Входят М а р и я О д и н ц о в а и М и р о н о в. Последний громко откашливается, сбивая снег с валенок. Любим с неприязнью оглядывает вошедших.
М а р и я. Привет.
В т о р о й ш о ф е р. Хо-хо! Обратный пол!
П е р в ы й ш о ф е р. Давай, красотуля, к нашему столу, погрей душу.
В т о р о й ш о ф е р. Где подцепил такую, Миронов?
М и р о н о в. Выручила она меня. Спасла, можно сказать. (Легонько подтолкнул вперед Марию.) Маруся, ты проходи, вон там в уголочке вроде бы свободней.
В т о р о й ш о ф е р. Тут нары есть, прогоним одного-двух, уложим тебя с нею. А может, и нас кого не отпихнет! (Захохотал.)
М и р о н о в. Как бы тебе этими шуточками не подавиться.
Мария прошла вперед, в угол, сняла полушубок и села на пол. Когда свет падает на ее лицо, оно, полузакрытое шапкой-ушанкой и воротником жакета, усталое, бледное, с потрескавшимися на морозе губами, кажется грубоватым.
Л ю б и м. Источник всех бед человечества — женщина. В самый неподходящий момент она напоминает нам, что мы — мужчины. И разражаются мировые катастрофы. (Уходит с первым шофером в затемненную часть барака, откуда доносится тихий голос гитары.)
Второй шофер устраивается на полу.
М и р о н о в (присел рядом с Марией). Эх, Сибирь-матушка, резкая страна… Это ж вообразить, а? Я — коченею под пургой, а Полинка моя ужинает с детишками, телевизор смотрит… Маруся, а у тебя семья есть?
М а р и я (закуривает). Есть. Мать и сестра…
М и р о н о в. Сколько ж тебе лет?
М а р и я. Двадцать восемь.
М и р о н о в. Ты что ж, начальника возишь?
М а р и я. Ну.
М и р о н о в. Большого?
М а р и я. Так себе, районного масштаба. Как заработок?

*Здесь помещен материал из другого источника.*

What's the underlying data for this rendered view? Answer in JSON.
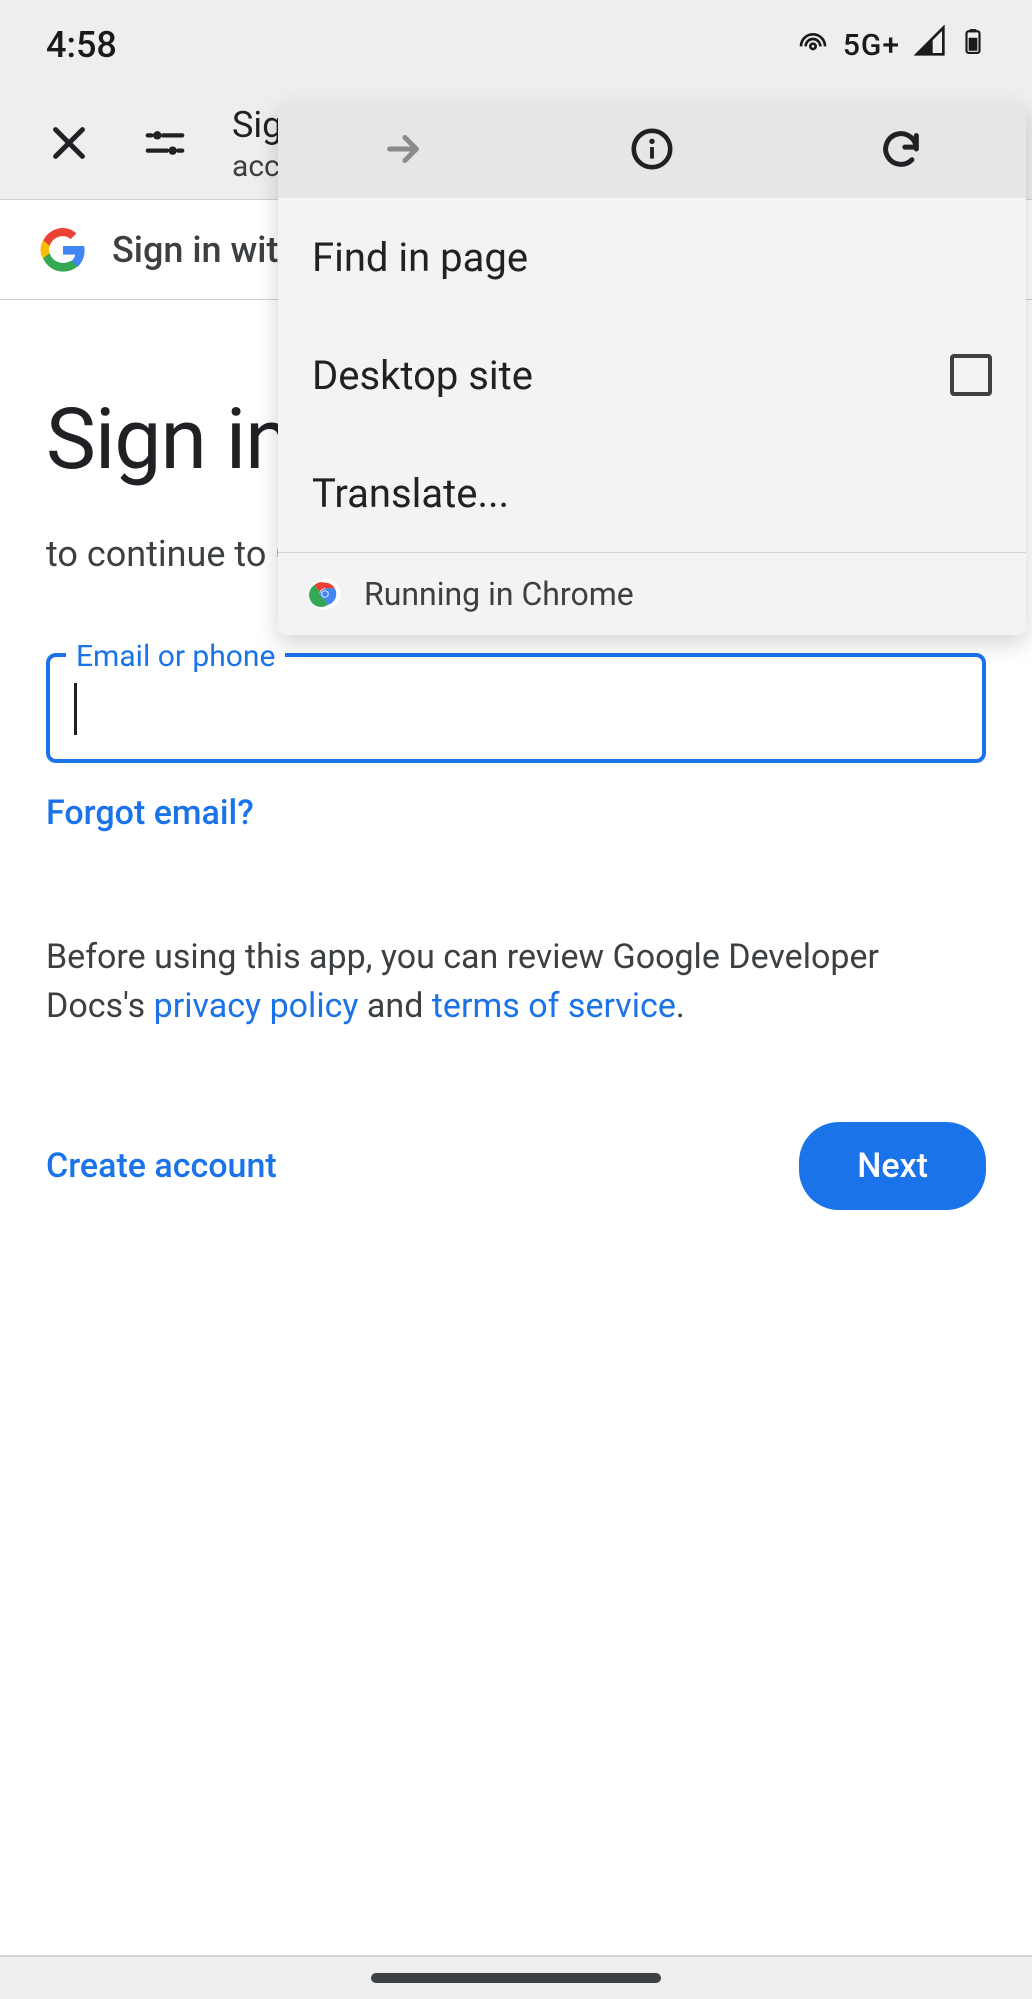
{
  "status": {
    "time": "4:58",
    "signal": "5G+"
  },
  "header": {
    "title": "Sign in",
    "subtitle": "accounts."
  },
  "banner": {
    "text": "Sign in with Google"
  },
  "menu": {
    "find": "Find in page",
    "desktop": "Desktop site",
    "translate": "Translate...",
    "footer": "Running in Chrome"
  },
  "page": {
    "heading": "Sign in",
    "continue_pre": "to continue to ",
    "continue_link": "Google Developer Docs",
    "field_label": "Email or phone",
    "email_value": "",
    "forgot": "Forgot email?",
    "legal_pre": "Before using this app, you can review Google Developer Docs's ",
    "privacy": "privacy policy",
    "legal_mid": " and ",
    "tos": "terms of service",
    "legal_end": ".",
    "create": "Create account",
    "next": "Next"
  }
}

М и р о н о в. Рублей триста наматываю. Теперь-то хорошо… Жена при деле, детишки учатся. Мы — из Архангельской области. А когда ГЭС построим? Куда податься? Прижился я тут. А работы не будет.
М а р и я. Будет.
М и р о н о в. Тебе-то будет. Начальник твой, однако, останется.
М а р и я. Неизвестно.
М и р о н о в. Другого будешь возить. Ладно, спи.
Затихает барак. Притих и Миронов. В полутьме громче зазвенела гитара. Мужской голос поет:
«Мальчишка бежал, руками махал.— Я летучий, я летучий! —Он победно кричал.Его сердце рвалось в голубые края…Отзовись, мое детство,Это я, это я!Это я пролетаю над хмурой тайгой,Ухватился за беличий хвост голубой.Это я комаром над болотом пищу:— Я летучий, я летучий,Я счастье ищу…Вертолет, не кружи, не шуми надо мной,Над моею могилой в траве голубой,Я устал, я упал, нету сил у меня,Чтоб взметнуть над тайгойКрасный парус огня.Мама, мама, бессмертная совесть моя…— Я летучий, я летучий!Прости, это — я…»
М а р и я (встает, прислушивается). Егор?